The class of preferred stock owned by plaintiffs *fn1 was issued in 1985 exclusively to Eastern employees. Mr. Gioia is a member, and Mr. Copeland an officer of the Airline Pilots Association ("ALPA"), a labor union that represents the interests of Eastern's pilots in labor-management negotiations. Eastern has, in recent years at any rate, not had placid relations with all of the unions representing its unionized employees. It has for some time been unable to reach an agreement with the machinists' union whose members have apparently been working without a contract for some time. Moreover, ALPA has brought suit against Eastern in the federal district court in the District of Columbia, which suit, while involving labor law, not corporation law questions, arises out of some of the same factual matters giving rise to this lawsuit. It is apparently admitted that ALPA is bearing the considerable expenses involved in this litigation.
The complaint purports to allege several corporation law claims, some of which are said to be derivative in nature and some individual. In summary, it is alleged that "ince acquiring control of Eastern, Texas Air and the individual defendants have embarked upon a scheme to transfer valuable assets of Eastern to Texas Air and its subsidiaries, including Continental , solely for the benefit of Texas Air and without regard to the devastating effect these transfers have had and will have upon Eastern and plaintiffs." Cplt. para. 21. More specifically, it is alleged that defendants have caused a large number of routes previously flown by Eastern to be usurped by Continental for the sole benefit of Texas Air, and that "efendants have determined to shrink Eastern in favor of Continental, a non-union airline favored by defendants." Cplt. para. 25. The transfer of Eastern's computer reservation system from Eastern subsidiaries to a Texas Air subsidiary is claimed to be for "consideration so inadequate as to amount to a waste of assets." Cplt. para. 28. The transfer by Eastern of aircraft and flight gates to Continental at "grossly inadequate prices" (para. 32), the forthcoming sale of Eastern's east coast shuttle operation (para. 31) and the purchase by Eastern of $30 million of 10 % Senior Unsecured Notes of People Express, another Texas Air affiliate, are alleged as further specific examples of a plan to shrink Eastern to the injury of the preferred shareholders.

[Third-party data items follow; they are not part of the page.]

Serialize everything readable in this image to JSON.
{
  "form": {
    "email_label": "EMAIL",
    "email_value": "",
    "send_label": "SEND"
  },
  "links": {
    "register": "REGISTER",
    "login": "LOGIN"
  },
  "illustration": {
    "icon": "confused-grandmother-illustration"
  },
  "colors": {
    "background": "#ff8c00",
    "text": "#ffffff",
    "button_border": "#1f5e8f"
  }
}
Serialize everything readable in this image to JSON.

Finally (I bring it up last only because it is the particular allegation most pointedly involved in the determination of this motion), it is alleged that, as part of this plan to shrink Eastern, Texas Air plans to cause Eastern to transfer to Continental its "extremely valuable" Latin American routes.

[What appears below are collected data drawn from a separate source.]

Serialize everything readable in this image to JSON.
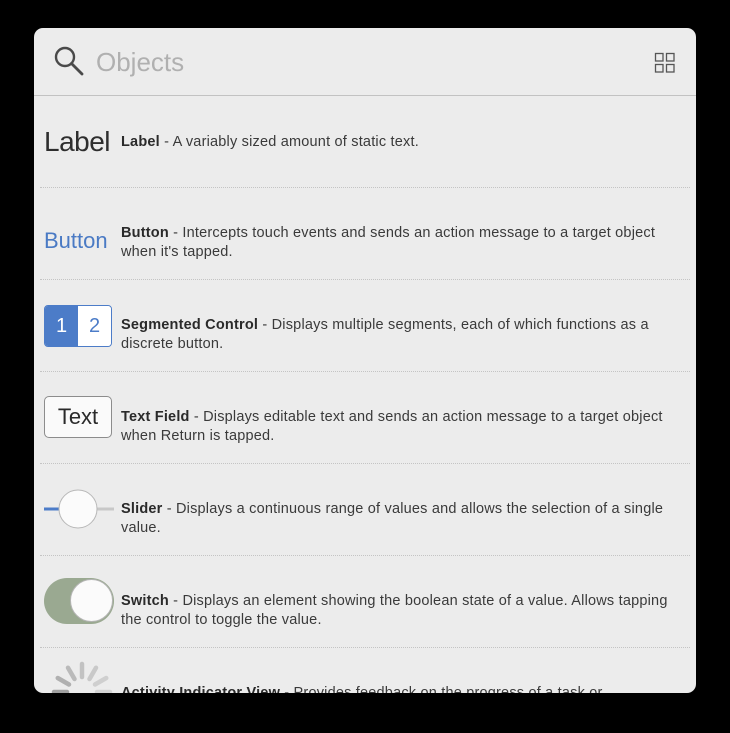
{
  "search": {
    "placeholder": "Objects",
    "icon": "search-icon",
    "grid_icon": "grid-view-icon"
  },
  "colors": {
    "accent": "#4c7cc8",
    "panel_bg": "#ececec",
    "switch_on": "#9aa991"
  },
  "items": [
    {
      "name": "Label",
      "sep": " - ",
      "description": "A variably sized amount of static text.",
      "thumb_text": "Label"
    },
    {
      "name": "Button",
      "sep": " - ",
      "description": "Intercepts touch events and sends an action message to a target object when it's tapped.",
      "thumb_text": "Button"
    },
    {
      "name": "Segmented Control",
      "sep": " - ",
      "description": "Displays multiple segments, each of which functions as a discrete button.",
      "thumb_segments": [
        "1",
        "2"
      ]
    },
    {
      "name": "Text Field",
      "sep": " - ",
      "description": "Displays editable text and sends an action message to a target object when Return is tapped.",
      "thumb_text": "Text"
    },
    {
      "name": "Slider",
      "sep": " - ",
      "description": "Displays a continuous range of values and allows the selection of a single value."
    },
    {
      "name": "Switch",
      "sep": " - ",
      "description": "Displays an element showing the boolean state of a value. Allows tapping the control to toggle the value."
    },
    {
      "name": "Activity Indicator View",
      "sep": " - ",
      "description": "Provides feedback on the progress of a task or"
    }
  ]
}
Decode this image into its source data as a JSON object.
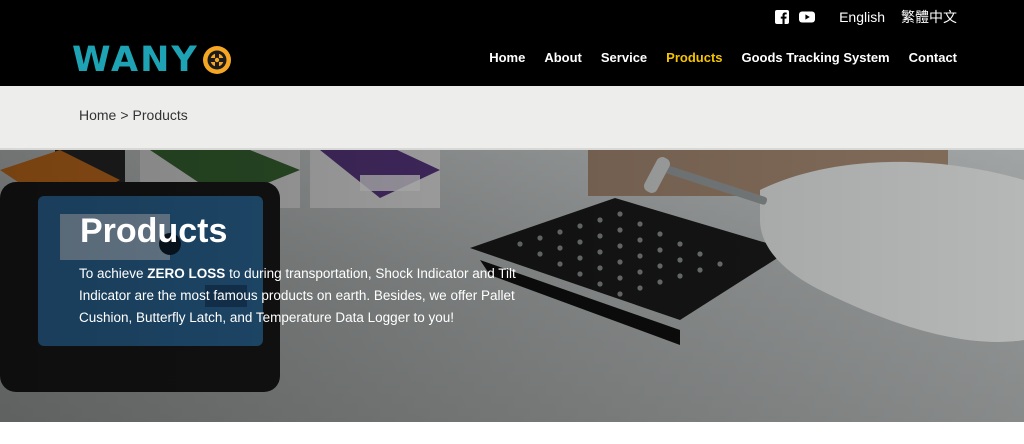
{
  "brand": {
    "name": "WANY"
  },
  "topbar": {
    "icons": [
      "facebook-icon",
      "youtube-icon"
    ],
    "languages": [
      "English",
      "繁體中文"
    ]
  },
  "nav": {
    "items": [
      "Home",
      "About",
      "Service",
      "Products",
      "Goods Tracking System",
      "Contact"
    ],
    "active": "Products"
  },
  "breadcrumb": {
    "home": "Home",
    "separator": ">",
    "current": "Products"
  },
  "hero": {
    "title": "Products",
    "desc_pre": "To achieve ",
    "desc_bold": "ZERO LOSS",
    "desc_post": " to during transportation, Shock Indicator and Tilt Indicator are the most famous products on earth. Besides, we offer Pallet Cushion, Butterfly Latch, and Temperature Data Logger to you!"
  },
  "colors": {
    "header_bg": "#000000",
    "logo_teal": "#1ea3b4",
    "logo_orange": "#f5a623",
    "nav_active": "#f5c500",
    "breadcrumb_bg": "#edeeec"
  }
}
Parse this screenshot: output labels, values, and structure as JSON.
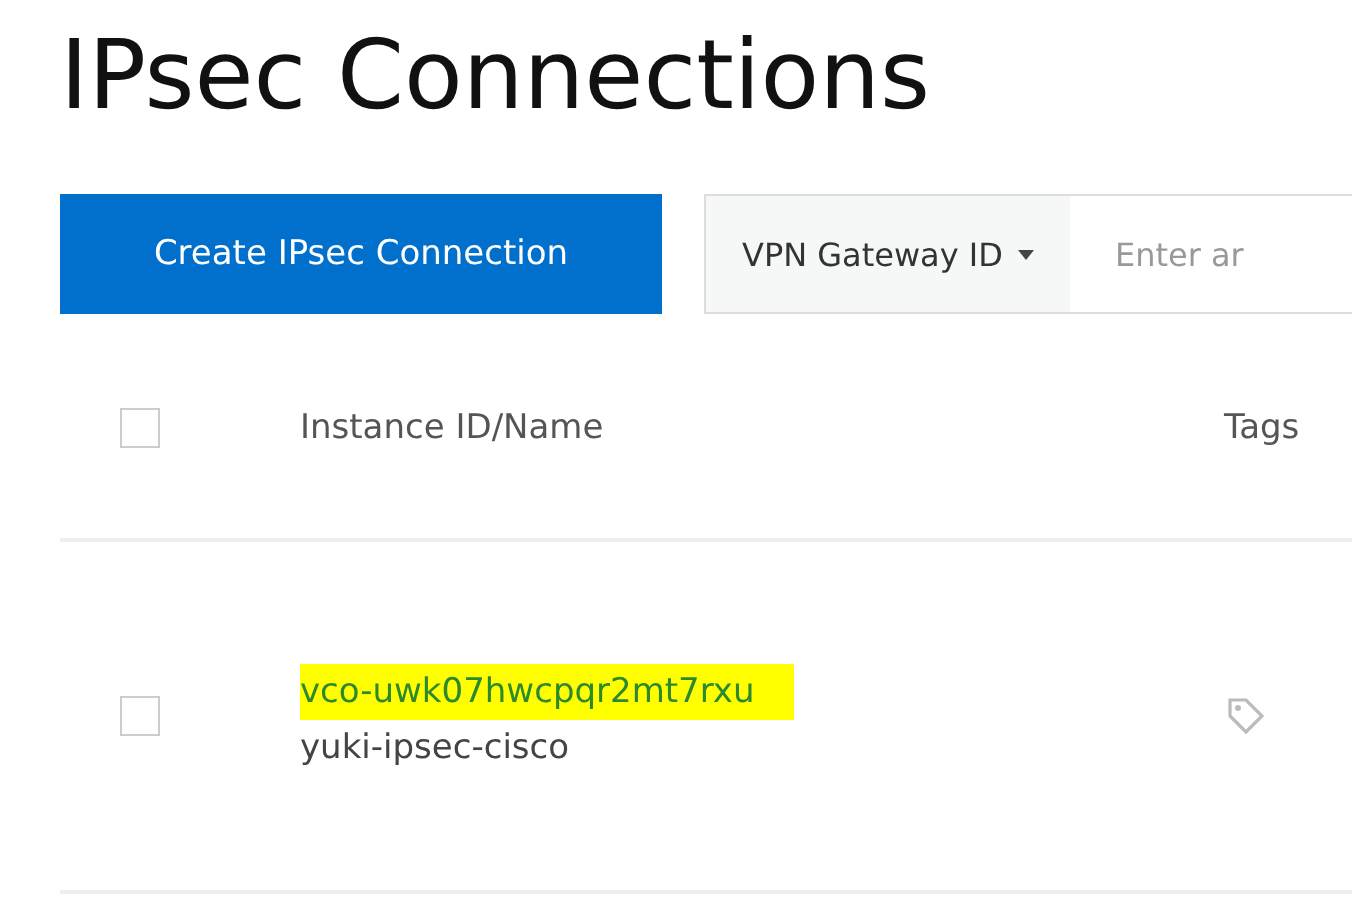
{
  "page": {
    "title": "IPsec Connections"
  },
  "toolbar": {
    "create_button": "Create IPsec Connection",
    "filter_dropdown": "VPN Gateway ID",
    "search": {
      "placeholder": "Enter ar"
    }
  },
  "table": {
    "columns": [
      "Instance ID/Name",
      "Tags"
    ],
    "header_checkbox": {
      "checked": false
    },
    "rows": [
      {
        "id": "vco-uwk07hwcpqr2mt7rxu",
        "name": "yuki-ipsec-cisco",
        "highlighted": true,
        "checked": false
      }
    ]
  }
}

These facts are said to constitute actionable wrongs in a number of respects. First, they are said to be self-dealing transactions at an unfair price and thus to constitute a breach of the duty of loyalty that the defendants owe to the corporation and to the preferred shareholders. Second, they are said to constitute waste of Eastern assets. Third, they are, when taken together, said to constitute a sale of all or substantially all of Eastern's assets. Eastern's certificate of incorporation is alleged to give to holders of its preferred stock the right to vote on any proposed sale of all or substantially all of its assets. Thus, the alleged scheme to transfer substantially all of Eastern's assets, piece by piece, so to speak, is said to violate rights of plaintiffs conferred by Eastern's charter. Finally, it is alleged that defendants have "taken the position that plaintiffs may not be able to convert their shares as provided in the Certificate of Incorporation" and that such a denial is a wrong.
The remedy sought is a preliminary and a permanent injunction rescinding the sale of the computer reservation system, ordering that the "Transfer Scheme" be subjected to a vote that includes plaintiffs (it not being suggested in the complaint that a class vote is contemplated by the charter), and requiring Eastern to recognize the exercise by plaintiffs of the right to convert their preferred stock to common.

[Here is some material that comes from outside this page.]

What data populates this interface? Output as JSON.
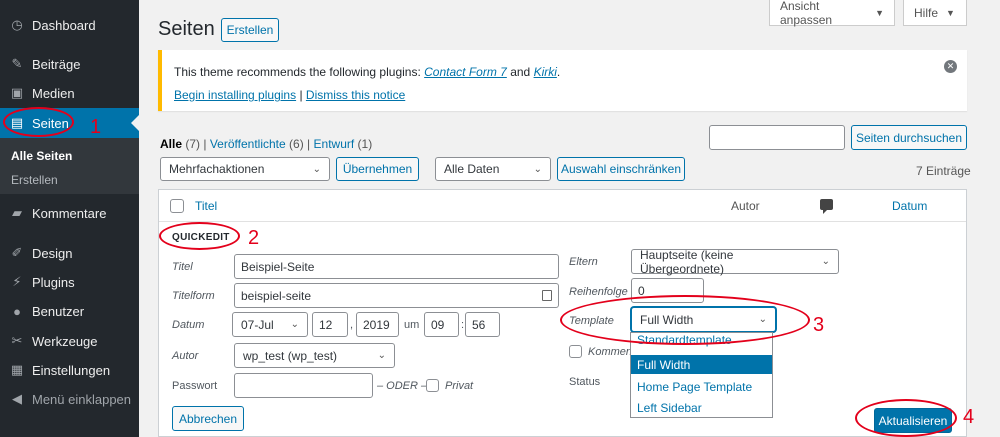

A hearing on plaintiffs' application for a preliminary injunction has been scheduled and discovery is now in progress on an expedited basis. The current dispute arises from the production of documents by defendants in anticipation of depositions. More specifically, it arises from Eastern's refusal to produce certain documents that it characterizes as "strike planning documents." As to those documents, Eastern claims an interest in confidentiality that cannot in the circumstances, be adequately protected by a confidentiality order and claims in all of the circumstances -- including the other information produced, the nature of the threat to it and the significance of the point to which the documents arguably relate -- that Justice requires (see Ch. Ct. R. 26(c)) that no discovery of documents disclosing its strike plans be ordered. This situation is said to be analogous to those several cases in this jurisdiction, as well as elsewhere, in which courts have recognized a qualified immunity from discovery for so-called "white knight" documents. See, e.g., Computervision Corp. v. Prime Computer, Inc., Del. Ch., C.A. No. 9513, Allen, C. (January 26, 1988).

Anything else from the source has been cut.